知ることは、熱を帯びること
地方の美術館の収蔵作品て、なんだか地味だな。
わたしのこの考えは、美術を、作家を知らない戯言であり、もはや知っていようといまいと、なんて短絡的な思考なのだろうと自分を戒めることになります。
美術館は嫌いじゃない。けれど、機会があればでかけますという程度。圧倒される作品に出会うこともあれば、わけもわからないけれど、芸術作品に触れた満足感にひたるときもある。「行かなければよかった」と思うことは、生半可なわたしには、ほぼありません。思わぬ感情を沸き上がらせてくれてありがとう! おおよそ、そういう気持ちが満ちて帰ってきます。
でも、なんとなく、(地方の)収蔵作品展は地味じゃなかろうかという思いがありました。
覆したのは、先日、冊子「いいやま旅々」の特集記事「里の芸術」の取材で出かけた飯山市美術館でした。
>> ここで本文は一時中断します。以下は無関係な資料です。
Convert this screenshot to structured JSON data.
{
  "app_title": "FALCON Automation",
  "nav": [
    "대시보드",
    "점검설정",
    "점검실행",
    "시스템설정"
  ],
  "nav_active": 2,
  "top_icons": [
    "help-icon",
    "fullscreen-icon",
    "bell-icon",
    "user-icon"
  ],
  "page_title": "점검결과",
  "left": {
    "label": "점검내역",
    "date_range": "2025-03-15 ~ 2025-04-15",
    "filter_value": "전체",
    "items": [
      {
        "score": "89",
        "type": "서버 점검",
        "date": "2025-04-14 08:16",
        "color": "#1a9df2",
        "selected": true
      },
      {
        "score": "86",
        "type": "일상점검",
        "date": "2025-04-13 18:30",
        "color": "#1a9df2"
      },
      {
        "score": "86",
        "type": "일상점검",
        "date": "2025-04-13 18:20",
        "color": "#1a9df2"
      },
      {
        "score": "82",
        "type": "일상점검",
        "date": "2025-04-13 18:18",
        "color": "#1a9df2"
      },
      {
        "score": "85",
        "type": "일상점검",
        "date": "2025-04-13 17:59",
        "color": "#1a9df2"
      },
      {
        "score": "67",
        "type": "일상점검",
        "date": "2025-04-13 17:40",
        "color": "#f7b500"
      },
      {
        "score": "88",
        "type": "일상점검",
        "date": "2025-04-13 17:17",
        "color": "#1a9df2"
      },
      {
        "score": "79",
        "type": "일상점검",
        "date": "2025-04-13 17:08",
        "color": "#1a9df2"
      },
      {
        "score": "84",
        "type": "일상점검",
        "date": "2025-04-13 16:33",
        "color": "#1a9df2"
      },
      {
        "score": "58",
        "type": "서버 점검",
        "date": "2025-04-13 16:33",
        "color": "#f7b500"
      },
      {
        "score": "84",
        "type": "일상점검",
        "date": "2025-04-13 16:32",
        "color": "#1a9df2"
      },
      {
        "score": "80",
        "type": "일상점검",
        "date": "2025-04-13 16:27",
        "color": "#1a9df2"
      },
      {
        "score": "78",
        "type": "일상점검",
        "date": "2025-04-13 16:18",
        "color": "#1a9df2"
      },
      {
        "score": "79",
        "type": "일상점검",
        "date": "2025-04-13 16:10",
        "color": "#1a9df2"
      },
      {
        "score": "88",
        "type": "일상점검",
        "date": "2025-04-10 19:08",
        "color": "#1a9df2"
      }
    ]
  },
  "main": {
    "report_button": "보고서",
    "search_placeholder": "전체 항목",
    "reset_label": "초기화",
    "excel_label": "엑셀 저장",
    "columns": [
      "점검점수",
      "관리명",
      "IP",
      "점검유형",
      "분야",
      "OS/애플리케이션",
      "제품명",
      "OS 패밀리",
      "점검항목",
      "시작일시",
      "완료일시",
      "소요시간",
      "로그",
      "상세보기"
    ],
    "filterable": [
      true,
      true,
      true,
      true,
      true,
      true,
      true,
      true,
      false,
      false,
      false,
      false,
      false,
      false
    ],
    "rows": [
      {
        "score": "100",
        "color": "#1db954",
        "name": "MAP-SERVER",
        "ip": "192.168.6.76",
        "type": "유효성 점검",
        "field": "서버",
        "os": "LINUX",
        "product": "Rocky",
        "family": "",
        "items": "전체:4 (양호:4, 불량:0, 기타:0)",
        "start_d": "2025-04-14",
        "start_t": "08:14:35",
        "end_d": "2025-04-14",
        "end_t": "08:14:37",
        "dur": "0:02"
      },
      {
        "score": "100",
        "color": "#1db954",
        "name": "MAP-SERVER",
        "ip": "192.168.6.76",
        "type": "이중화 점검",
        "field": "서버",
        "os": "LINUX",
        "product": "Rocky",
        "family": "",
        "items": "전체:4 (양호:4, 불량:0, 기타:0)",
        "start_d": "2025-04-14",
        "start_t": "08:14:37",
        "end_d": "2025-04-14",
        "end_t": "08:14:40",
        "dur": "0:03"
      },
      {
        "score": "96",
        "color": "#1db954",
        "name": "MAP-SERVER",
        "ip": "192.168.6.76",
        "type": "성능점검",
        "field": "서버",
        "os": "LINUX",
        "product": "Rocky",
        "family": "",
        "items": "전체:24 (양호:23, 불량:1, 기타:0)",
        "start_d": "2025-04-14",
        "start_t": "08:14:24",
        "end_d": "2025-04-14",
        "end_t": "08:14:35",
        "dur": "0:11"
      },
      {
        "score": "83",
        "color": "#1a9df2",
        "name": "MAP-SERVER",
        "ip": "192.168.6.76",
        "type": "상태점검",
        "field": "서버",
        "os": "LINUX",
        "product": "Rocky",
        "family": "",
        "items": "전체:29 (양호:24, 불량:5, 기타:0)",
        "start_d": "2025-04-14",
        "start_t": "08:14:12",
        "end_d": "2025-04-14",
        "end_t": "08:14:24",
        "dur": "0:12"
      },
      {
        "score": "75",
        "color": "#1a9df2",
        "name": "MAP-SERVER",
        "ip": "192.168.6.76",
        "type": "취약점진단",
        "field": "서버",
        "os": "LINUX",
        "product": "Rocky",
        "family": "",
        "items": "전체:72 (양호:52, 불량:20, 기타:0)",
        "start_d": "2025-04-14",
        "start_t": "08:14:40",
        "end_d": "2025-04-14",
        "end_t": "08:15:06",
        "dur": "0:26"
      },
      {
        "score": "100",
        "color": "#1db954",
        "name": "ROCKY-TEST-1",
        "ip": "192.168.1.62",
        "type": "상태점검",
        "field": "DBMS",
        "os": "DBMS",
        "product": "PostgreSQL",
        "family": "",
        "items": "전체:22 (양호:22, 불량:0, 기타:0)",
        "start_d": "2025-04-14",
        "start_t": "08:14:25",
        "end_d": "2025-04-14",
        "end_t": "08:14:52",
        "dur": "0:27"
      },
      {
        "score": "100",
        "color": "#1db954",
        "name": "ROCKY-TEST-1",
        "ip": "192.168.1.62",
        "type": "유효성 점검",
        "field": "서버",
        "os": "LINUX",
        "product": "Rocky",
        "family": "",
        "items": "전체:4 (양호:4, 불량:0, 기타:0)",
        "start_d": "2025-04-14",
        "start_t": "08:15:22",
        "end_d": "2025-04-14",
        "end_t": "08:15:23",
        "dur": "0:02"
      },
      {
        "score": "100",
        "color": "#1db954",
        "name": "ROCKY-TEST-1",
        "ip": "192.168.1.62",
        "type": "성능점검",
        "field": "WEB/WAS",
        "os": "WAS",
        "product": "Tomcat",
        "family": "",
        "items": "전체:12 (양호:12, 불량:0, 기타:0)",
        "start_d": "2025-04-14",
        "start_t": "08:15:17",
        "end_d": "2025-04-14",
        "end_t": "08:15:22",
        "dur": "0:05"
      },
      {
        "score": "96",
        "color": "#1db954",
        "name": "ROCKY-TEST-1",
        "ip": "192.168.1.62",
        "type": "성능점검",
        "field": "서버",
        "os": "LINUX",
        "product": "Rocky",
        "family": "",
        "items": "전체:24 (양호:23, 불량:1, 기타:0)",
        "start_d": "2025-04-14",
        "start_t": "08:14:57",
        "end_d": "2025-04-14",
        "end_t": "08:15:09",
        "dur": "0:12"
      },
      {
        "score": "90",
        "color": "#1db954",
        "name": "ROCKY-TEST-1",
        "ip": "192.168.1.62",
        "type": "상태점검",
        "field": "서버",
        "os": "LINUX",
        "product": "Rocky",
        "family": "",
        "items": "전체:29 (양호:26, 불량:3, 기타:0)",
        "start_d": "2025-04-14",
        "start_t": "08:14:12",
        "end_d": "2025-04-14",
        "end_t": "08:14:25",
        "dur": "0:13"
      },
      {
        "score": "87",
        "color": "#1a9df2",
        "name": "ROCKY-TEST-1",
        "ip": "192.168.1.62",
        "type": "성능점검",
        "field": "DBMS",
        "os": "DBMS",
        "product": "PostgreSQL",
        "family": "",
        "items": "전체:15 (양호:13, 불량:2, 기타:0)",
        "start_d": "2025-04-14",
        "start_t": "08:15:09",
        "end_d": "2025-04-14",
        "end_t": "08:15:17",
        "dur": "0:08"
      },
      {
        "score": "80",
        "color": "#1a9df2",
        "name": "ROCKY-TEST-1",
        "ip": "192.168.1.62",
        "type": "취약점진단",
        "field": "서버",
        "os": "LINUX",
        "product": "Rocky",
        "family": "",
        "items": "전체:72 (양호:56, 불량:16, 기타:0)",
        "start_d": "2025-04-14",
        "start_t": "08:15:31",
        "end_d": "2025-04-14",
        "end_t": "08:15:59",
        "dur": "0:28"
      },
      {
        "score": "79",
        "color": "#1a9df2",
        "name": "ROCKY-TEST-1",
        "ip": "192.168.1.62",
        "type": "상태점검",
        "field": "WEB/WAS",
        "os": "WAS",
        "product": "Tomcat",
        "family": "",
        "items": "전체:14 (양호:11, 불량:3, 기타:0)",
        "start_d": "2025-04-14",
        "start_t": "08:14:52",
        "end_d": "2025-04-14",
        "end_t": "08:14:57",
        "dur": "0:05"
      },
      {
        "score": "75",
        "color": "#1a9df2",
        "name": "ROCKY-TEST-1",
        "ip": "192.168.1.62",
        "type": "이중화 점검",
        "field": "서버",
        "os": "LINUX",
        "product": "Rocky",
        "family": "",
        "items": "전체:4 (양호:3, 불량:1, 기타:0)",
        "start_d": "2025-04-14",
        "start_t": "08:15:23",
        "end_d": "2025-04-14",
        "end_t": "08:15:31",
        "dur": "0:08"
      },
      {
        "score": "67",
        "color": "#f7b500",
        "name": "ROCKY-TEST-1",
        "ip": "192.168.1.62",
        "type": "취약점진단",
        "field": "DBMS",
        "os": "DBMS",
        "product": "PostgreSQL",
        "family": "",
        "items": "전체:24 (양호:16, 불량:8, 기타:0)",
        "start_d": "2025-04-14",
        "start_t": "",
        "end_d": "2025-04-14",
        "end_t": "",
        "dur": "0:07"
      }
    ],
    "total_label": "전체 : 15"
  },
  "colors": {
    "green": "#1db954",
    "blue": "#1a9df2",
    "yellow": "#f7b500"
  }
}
取材テーマは長谷川青澄。自分で調べて自分で設定したテーマではありますが、わたしはまったく存じ上げません。でも、飯山出身といえば長谷川青澄とのこと。自分の無知を恥じつつも、ほとんどの観光客がわたしと同様くらいの感覚ではないのか!? とも。では、この人の作品を、あるいはこの人自身を、どうみるのがベストなのか。それを学芸員さんにうかがおう! となったのです。
結論。
わたしは今、長谷川青澄という人が、大好きです。大好きというと少し語弊がありますが、心から尊敬しています。画人として、夫として、人間として、尊敬するし愛してしまう。もう一枚、あと一枚、さらにもう一枚、青澄の作品をみてみたい、願わくば生で! と思ってしまう。
飯山市美術館の学芸員・井端さんのおかげです。知るということは、熱を帯びること。知らないことを知る喜びを、もっと得たい。年度末という名の暴風雨が通りすぎたら、美術館めぐりにでかけたい。